D’abord, parce que les rares réformes qu’il a conduites l’ont justement été parce qu’il a été contraint, par la crise, à agir, très insuffisamment, sur les retraites ; et à gérer, très efficacement, le sauvetage du système bancaire européen.
Ensuite parce que beaucoup d’autres pays, en Europe et ailleurs, ont eu le courage de se réformer dans une crise. Avec un succès visible quand ils l’ont fait lors de récessions précédentes, comme la Suède ou l’Allemagne ; avec un succès qui s’annonce, quand ils l’ont fait dans la crise actuelle, comme l’Espagne, le Portugal ou la Grande Bretagne.
Enfin, parce que l’expérience a montré que, quand il n’y a pas de crise, on réforme encore moins, puisqu’on a le sentiment que tout va bien : de ce point de vue, le cas du gouvernement Jospin en France est exemplaire.
Alors, si on ne réforme ni pendant que tout va bien, ni pendant la crise, on reforme quand ?!!
Le président actuel, l’ancien président, et la classe politique toute entière, doivent apprendre à reconnaître ce que tous les Français savent bien : ne pas agir quand on est confronté à une crise, c’est se condamner soi-même.
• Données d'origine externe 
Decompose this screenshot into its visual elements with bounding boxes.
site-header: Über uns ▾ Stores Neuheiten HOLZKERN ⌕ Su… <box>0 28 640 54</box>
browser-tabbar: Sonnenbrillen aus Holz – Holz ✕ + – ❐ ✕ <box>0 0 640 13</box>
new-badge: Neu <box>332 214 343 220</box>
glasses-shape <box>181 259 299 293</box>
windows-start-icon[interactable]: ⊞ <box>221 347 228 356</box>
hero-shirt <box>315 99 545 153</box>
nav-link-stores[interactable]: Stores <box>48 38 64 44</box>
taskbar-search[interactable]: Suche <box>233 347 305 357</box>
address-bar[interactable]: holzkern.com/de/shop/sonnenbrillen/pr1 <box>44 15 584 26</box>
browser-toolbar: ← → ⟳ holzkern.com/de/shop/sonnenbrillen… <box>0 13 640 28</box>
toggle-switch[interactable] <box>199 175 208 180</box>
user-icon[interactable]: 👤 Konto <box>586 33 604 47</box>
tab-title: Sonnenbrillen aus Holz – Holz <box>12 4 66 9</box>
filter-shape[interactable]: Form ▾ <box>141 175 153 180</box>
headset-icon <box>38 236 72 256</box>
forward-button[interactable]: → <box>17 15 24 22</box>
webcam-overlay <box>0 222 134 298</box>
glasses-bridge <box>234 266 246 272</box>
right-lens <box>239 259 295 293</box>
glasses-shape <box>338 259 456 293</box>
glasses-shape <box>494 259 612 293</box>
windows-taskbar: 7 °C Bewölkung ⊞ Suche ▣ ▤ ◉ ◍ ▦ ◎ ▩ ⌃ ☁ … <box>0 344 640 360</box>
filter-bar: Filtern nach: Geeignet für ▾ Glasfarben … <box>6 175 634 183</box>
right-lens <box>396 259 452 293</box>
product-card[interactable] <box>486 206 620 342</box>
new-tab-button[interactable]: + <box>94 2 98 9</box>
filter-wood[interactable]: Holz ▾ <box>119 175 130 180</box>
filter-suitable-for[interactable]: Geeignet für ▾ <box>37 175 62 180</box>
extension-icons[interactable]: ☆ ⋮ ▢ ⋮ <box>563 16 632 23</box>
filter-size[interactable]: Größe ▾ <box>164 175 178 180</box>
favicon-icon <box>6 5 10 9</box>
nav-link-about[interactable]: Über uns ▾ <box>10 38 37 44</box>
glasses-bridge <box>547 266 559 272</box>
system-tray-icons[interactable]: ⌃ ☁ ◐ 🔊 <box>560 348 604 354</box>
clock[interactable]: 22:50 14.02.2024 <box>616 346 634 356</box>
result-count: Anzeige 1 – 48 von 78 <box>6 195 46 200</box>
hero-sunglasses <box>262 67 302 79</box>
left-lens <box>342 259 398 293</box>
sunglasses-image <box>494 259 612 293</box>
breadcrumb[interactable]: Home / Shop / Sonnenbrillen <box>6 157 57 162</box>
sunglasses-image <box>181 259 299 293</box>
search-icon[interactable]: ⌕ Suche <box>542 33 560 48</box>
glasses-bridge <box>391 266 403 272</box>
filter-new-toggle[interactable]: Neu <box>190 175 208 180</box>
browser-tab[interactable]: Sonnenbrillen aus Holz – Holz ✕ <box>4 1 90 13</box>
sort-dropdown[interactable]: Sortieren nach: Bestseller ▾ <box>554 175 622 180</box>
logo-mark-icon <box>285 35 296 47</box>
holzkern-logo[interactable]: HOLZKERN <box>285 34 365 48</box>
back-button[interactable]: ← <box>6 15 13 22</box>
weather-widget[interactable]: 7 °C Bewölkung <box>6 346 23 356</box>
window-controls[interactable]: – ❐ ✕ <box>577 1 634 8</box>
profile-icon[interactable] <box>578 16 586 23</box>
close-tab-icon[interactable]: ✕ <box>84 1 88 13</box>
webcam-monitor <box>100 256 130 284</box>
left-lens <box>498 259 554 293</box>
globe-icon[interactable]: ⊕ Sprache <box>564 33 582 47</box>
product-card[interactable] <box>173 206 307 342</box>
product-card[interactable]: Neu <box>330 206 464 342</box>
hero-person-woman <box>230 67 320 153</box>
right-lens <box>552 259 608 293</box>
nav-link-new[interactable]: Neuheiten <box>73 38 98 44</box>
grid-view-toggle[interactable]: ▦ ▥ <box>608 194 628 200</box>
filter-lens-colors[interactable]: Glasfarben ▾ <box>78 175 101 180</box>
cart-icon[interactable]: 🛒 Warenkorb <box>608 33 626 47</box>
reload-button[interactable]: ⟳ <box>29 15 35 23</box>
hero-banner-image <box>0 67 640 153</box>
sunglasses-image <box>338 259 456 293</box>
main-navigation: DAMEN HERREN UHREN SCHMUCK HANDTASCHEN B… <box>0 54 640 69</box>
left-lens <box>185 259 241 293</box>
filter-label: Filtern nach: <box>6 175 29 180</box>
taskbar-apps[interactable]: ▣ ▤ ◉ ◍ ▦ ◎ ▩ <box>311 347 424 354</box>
Ils doivent apprendre les bases de la gestion des entreprises et des émotions personnelles, anticiper les crises et s’en servir comme moteur de la modernité.
En particulier, Nicolas Sarkozy, dont le retour en politique est bienvenu, doit avoir le courage de reconnaître qu’il a eu tort, pendant son quinquennat, de se servir de la crise financière mondiale comme prétexte pour justifier son inaction ; qu’il aurait dû au contraire s’appuyer sur cette immense secousse pour lutter contre les rentes, réduire les injustices, supprimer les départements, réformer l’école primaire, libéraliser les professions réglementées, faire des économies budgétaires, améliorer la compétitivité, libérer le travail le dimanche, réformer la formation permanente, remettre en cause le principe de précaution et les régimes spéciaux de retraite. Il doit aussi reconnaître qu’il a laissé à son successeur une situation très difficile, dans laquelle réformer était plus urgent encore ; il doit comprendre enfin que le successeur de son successeur, qu’il aspire à être, sera lui aussi confronté à cette même crise, et qu’il ne pourra en prendre prétexte pour ne pas agir.
Ou alors, s’il persiste à dire qu’on ne peut pas agir par temps difficiles, c’est qu’il reconnaît ne pas avoir été lui-même transformé par la crise personnelle qu’il a traversée et qu’il fera, de retour au pouvoir, les mêmes erreurs que lors de son premier mandat.
Les Français savent que la crise est l’alibi des faibles et l’énergie des forts. Ils ne feront plus confiance à quelqu’un qui n’aurait ni humilité, ni compassion, ni lucidité, ni courage, ni vision : l’humilité de reconnaître ses erreurs ; la lucidité de comprendre que le monde a changé, confronté à d’autres enjeux avec des nouvelles valeurs ; la compassion pour les plus faibles et les exclus ; le courage d’agir vite et fort ; et la vision d’avenir pour un grand pays, qui aurait tous les moyens de le rester si ceux qui le dirigeaient ne pensaient qu’à sa grandeur.